91 So. 260 | Ala. | 1921
The will of J. F. Washington, propounded for probate by the executors named therein (appellees), was sustained on the trial of its contest by the appellants, next of kin of the decedent. Its date of execution was June 27, 1918. The grounds of contest were those usually interposed, viz.: No due execution of the will; want of testamentary capacity to make a will; and undue influence exerted by certain persons. The law applicable to and governing such contests has been repeatedly stated by this court; and, hence, repetition is not necessary. The evidence was undisputed that the instrument was executed in accordance with the law's prescriptions for the execution of a will. The court submitted to the jury's solution the issues tendered by the other grounds of contest. The burden of proof in respect of the grounds asserting mental incapacity and undue influence was, throughout, upon the contestants. The services rendered by E. K. Mann on June 27, 1918, at the request of Washington, in composing the instrument offered for probate from J. F. Washington's earlier will of 1911, and in calling J. H. McMahan and C. E. Timberlake to attest the execution of the instrument offered for probate, were shown without dispute to have been the result, and that, only, of Washington's desire and directions — in no sense the officious or selfishly inspired activity of E. K. Mann. "Such activity, not of proponent's own motion, or prompted by personal motives, but in behalf of the testatrix, in furtherance of her purposes, will not combine with confidential relations to shift the burden of proof as to undue influence upon the proponent." Eastis v.
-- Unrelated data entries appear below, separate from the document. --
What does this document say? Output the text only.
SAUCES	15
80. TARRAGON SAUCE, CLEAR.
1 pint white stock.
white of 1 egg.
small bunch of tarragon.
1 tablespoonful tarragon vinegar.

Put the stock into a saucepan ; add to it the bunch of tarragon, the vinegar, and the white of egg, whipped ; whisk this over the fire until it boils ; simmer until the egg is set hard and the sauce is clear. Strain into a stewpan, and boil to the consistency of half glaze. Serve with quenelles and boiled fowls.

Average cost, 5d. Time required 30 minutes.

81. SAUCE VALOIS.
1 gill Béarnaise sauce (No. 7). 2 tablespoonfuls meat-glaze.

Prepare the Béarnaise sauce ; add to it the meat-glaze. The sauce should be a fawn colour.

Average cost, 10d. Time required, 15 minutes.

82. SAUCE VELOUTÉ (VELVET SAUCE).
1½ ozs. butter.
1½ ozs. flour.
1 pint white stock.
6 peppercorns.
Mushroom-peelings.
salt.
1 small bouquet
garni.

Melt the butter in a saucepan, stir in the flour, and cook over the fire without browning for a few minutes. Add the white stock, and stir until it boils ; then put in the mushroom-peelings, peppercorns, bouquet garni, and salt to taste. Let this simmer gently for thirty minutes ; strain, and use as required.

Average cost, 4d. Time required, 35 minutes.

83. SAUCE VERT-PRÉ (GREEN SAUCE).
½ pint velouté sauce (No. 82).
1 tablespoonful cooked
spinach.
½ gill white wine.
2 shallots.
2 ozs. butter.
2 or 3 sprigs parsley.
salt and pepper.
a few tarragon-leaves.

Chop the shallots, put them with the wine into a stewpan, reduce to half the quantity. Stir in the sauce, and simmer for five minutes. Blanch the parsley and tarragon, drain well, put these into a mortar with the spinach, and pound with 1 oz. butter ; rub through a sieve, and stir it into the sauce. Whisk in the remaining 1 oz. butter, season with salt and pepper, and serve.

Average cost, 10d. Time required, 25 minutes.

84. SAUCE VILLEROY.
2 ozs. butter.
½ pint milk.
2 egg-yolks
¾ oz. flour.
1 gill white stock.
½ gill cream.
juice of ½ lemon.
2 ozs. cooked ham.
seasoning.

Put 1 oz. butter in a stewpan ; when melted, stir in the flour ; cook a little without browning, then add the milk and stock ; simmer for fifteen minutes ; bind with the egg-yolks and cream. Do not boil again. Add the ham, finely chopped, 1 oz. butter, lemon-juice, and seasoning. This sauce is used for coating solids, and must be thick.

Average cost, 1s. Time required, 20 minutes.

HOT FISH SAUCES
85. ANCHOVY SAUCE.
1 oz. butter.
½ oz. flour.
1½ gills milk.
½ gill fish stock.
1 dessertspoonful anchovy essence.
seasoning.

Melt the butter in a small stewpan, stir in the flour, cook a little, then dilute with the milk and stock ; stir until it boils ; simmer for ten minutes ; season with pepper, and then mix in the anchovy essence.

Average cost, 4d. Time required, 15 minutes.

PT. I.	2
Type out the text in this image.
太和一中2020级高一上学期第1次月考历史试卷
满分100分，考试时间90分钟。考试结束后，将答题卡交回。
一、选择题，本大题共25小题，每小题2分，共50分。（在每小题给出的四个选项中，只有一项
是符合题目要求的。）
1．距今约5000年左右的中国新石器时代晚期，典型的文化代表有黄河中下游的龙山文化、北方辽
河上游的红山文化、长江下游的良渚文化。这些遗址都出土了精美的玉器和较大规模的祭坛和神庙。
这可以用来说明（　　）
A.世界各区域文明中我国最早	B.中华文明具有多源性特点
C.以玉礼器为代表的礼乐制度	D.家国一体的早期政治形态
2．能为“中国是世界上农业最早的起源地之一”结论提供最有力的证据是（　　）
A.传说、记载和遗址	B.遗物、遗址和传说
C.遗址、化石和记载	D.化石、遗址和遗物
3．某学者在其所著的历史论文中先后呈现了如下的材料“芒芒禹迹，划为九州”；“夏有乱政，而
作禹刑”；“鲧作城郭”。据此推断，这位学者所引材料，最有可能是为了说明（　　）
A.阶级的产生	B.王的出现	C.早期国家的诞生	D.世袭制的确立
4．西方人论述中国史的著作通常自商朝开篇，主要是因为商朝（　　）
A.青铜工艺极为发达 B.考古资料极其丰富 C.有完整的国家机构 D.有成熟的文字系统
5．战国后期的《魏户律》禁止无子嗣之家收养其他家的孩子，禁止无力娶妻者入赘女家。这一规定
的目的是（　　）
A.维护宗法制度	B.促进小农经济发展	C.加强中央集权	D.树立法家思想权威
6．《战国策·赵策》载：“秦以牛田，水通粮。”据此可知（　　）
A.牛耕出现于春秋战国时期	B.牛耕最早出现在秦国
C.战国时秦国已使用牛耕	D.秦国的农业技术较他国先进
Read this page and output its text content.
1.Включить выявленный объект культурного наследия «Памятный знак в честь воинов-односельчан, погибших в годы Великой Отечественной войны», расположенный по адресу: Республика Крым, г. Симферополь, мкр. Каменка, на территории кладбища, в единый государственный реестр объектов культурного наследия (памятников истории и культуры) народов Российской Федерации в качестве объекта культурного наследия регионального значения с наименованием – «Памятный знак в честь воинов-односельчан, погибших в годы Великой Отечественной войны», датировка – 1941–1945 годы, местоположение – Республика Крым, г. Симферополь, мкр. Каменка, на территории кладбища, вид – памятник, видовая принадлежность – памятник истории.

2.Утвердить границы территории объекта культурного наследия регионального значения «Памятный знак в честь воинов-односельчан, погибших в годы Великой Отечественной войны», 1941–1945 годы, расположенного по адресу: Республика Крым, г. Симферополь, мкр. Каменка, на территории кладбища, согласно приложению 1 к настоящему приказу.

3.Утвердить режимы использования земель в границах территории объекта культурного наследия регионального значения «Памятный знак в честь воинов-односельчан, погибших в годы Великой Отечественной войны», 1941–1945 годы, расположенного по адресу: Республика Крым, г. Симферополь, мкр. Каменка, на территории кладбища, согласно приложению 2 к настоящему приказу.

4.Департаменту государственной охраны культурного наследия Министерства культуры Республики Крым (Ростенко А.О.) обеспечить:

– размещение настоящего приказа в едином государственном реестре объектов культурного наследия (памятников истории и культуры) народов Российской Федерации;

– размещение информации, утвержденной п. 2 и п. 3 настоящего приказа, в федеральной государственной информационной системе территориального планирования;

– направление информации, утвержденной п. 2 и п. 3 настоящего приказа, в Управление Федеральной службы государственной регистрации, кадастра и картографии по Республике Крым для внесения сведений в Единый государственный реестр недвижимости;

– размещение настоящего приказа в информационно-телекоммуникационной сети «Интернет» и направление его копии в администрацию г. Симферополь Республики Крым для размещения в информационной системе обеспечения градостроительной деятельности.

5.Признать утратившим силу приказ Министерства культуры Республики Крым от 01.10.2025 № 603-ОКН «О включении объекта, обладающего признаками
Montgomery,
The court did not err in sustaining demurrers to grounds of contest numbered 4 and 5, for that they omitted, as the demurrers pointed out, to name the person or persons averred to have exerted undue influence upon the testator. Letohatchie Church v. Bullock,
There was no error in denying contestants' effort to trace the source or sources of the estate left by the testator. Such a circumstance had no bearing upon or relation to issues in contest. Winston v. Elliott,
Likewise, there was no error in excluding the opinion of the medical expert that the medical view, or the witness' view, would assign to the category of the erratic or disordered a mind that discriminated, in the testamentary disposition of all his property, in favor of the testator's illegitimate child or children against his blood relatives. The subject of this phase of the expert witness' opinion was not the proper basis for an expert opinion in the premises and was well excluded. The considerations that naturally inspire generosity, if not the observance of duty, on the part of the father of an illegitimate child or children in bestowing his bounty upon the unfortunate offspring, have found adequate statement in Dunlap v. Robinson,
In consequence of the fact that the testator constructed his last will, in 1918, upon or through the process of copying provisions of his will of 1911, expressions inaccurate or inapt in the changes time had made were reproduced in his will of 1918. This matter was fully developed in the evidence; and the points of incongruity were disclosed in the comparison available between the instruments, both of which were in evidence. A question to the medical expert sought, upon this and other elements of premise or hypothesis, to elicit his opinion of the state of a mind that would or did carry forward such faulty, if not impossible, directions or asserted motives in the later will. The court sustained the objections to the hypothetical question indicated. This ruling might be justified on other grounds; but it will suffice to note that the hypothesis laid in the question did not, as it should have done, comprehend the fact, necessary, we think, to the formation of an opinion on the particular matter indicated, that the testator used his earlier will, in which the expressions were not then inapt, as the basis for the redraft of his later will of 1918. The discretion trial courts are required to exercise in respect of the examination of experts on hypothetical interrogatories was not abused in the ruling under review. Pullman Co. v. Meyer,
Complaint is made of the action of the *526
court in admitting the opinion of testator's soundness of mind by the witnesses Timberlake, Baker, English, and McCrary. The court did not err in holding these witnesses to be sufficiently qualified by acquaintance with and opportunity for observation of Washington to form and entertain an opinion of his mental soundness. Wear v. Wear,
The oral charge of the court, in defining mental capacity requisite to make a will and undue influence that avoids a will, employed the phrasing found in many decisions here. The oral charge was not subject to the criticisms taken by appellants.
In the brief filed for appellants on submission of the appeal the refusal to appellants of special charges 1, 10, 14, and 16 alone is pressed as the basis of error. The review is necessarily confined, in respect of charges refused to appellants, to those enumerated. L. N. v. Holland,
There is no error in the record. The decree probating the will is affirmed.
Affirmed.
ANDERSON, C. J., and SOMERVILLE and THOMAS, JJ., concur.